Almond Flour - substitute for regular all-purpose flour 1:1
Coconut Flour - soaks up moisture due to high fiber; substitute 1/4-1/3 C per 1 C regular flour
Cassava Flour - cookies, cakes, breads substitute 1:1 for wheat
Alternative flours made from seeds (sunflower, millet, quinoa, buckwheat) and beans (fava, garbanzo) can add their own unique nutritional benefits including protein.
Resistant Starch Flours
There are certain flours that contain resistant starch. We want resistant starch. It is very beneficial for our digestion. Resistant starch means that the fiber is resistant to digestion or break down in the stomach. It then continues to pass through the small intestine and on to the colon where this fermentable fiber feeds the "friendly" gut bacteria.
When the "friendly" gut bacteria feeds on this resistant starch, a short-chain fatty acid called "butyrate" is produced. Butyrate is the preferred fuel for cells that line the colon. Interestingly, fermentable fibers and resistant starches feed approximately 90% of our cells. Most foods feed only 10%.
Besides providing fuel for our cells .... what are some other benefits of resistant starch?

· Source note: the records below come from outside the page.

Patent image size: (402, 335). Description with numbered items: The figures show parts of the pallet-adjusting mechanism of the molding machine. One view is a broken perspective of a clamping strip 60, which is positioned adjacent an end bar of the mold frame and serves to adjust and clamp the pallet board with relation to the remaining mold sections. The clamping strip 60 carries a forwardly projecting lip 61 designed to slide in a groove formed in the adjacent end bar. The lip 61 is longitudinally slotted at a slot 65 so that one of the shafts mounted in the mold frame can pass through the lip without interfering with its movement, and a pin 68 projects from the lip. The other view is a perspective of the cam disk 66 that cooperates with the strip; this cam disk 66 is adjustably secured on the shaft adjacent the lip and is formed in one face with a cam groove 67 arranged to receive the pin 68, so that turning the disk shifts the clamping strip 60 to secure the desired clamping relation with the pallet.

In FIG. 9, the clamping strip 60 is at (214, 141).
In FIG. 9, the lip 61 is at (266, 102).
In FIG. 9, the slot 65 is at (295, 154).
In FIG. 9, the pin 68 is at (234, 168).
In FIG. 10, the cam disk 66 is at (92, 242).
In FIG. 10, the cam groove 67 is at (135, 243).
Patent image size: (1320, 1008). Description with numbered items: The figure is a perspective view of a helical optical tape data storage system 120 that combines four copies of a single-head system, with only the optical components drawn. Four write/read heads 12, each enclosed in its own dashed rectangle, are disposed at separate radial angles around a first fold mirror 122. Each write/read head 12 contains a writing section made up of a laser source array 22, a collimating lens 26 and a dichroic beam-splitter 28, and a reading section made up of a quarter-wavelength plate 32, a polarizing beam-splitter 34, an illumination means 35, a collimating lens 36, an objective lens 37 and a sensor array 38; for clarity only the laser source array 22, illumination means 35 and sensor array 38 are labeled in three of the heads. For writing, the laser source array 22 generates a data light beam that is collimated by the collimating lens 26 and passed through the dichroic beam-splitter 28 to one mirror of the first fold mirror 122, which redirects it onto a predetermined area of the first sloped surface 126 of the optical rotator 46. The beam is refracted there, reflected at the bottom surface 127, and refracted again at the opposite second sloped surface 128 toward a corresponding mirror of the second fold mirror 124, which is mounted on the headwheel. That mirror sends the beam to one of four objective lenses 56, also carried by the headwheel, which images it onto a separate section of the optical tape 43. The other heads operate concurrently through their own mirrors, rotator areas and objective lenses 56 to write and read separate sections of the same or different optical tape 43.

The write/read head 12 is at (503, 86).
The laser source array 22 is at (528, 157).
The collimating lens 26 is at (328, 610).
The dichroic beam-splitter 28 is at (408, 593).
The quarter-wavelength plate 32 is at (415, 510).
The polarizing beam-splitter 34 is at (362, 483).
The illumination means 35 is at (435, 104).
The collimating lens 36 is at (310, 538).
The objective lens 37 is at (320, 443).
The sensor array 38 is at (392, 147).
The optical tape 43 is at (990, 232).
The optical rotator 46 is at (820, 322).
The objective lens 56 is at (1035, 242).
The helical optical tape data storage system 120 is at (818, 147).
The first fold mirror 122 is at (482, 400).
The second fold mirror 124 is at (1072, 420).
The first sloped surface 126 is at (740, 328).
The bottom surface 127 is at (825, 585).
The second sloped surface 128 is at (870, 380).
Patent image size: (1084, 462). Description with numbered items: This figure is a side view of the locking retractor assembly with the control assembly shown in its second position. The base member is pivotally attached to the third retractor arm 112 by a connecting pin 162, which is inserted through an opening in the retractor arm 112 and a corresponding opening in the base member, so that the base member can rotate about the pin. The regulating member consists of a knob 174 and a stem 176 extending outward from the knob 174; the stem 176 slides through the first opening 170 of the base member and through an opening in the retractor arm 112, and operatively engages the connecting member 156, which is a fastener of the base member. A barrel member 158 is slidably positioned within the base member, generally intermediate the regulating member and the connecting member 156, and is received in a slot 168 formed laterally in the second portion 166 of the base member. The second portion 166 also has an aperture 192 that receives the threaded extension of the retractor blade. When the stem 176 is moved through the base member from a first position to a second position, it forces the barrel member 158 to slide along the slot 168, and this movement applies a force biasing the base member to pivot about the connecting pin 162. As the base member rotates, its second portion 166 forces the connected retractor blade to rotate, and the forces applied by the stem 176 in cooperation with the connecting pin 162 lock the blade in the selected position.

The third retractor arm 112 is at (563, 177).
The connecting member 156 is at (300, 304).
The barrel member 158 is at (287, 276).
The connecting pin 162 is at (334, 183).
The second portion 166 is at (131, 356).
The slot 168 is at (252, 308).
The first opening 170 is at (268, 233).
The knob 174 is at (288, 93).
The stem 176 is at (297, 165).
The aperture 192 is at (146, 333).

1) Lowers pH level - high pH values mean acidic conditions which contribute to inflammatory digestive disorders:
2) Lowers inflammation - lower pH contributes to reduced inflammation
- Decreased risk of colorectal cancer
- Increased absorption of minerals
These 3 flours contain high amounts of "resistant starch":
- Tigernut Flour - safe for those with nut allergies; this is a tuber not a nut; use with a 1:1 ratio for wheat substitute
- Green Banana Flour - No worries....does not taste like banana!!! Use about 1/3 C less than wheat flour as a substitute
- Chestnut Flour - only use if no tree nut allergy; use a 1:1 ratio for wheat substitute
Our digestion can be greatly improved simply by substituting a "resistant starch", gluten-free flour in recipes. Which one are you most excited to try first?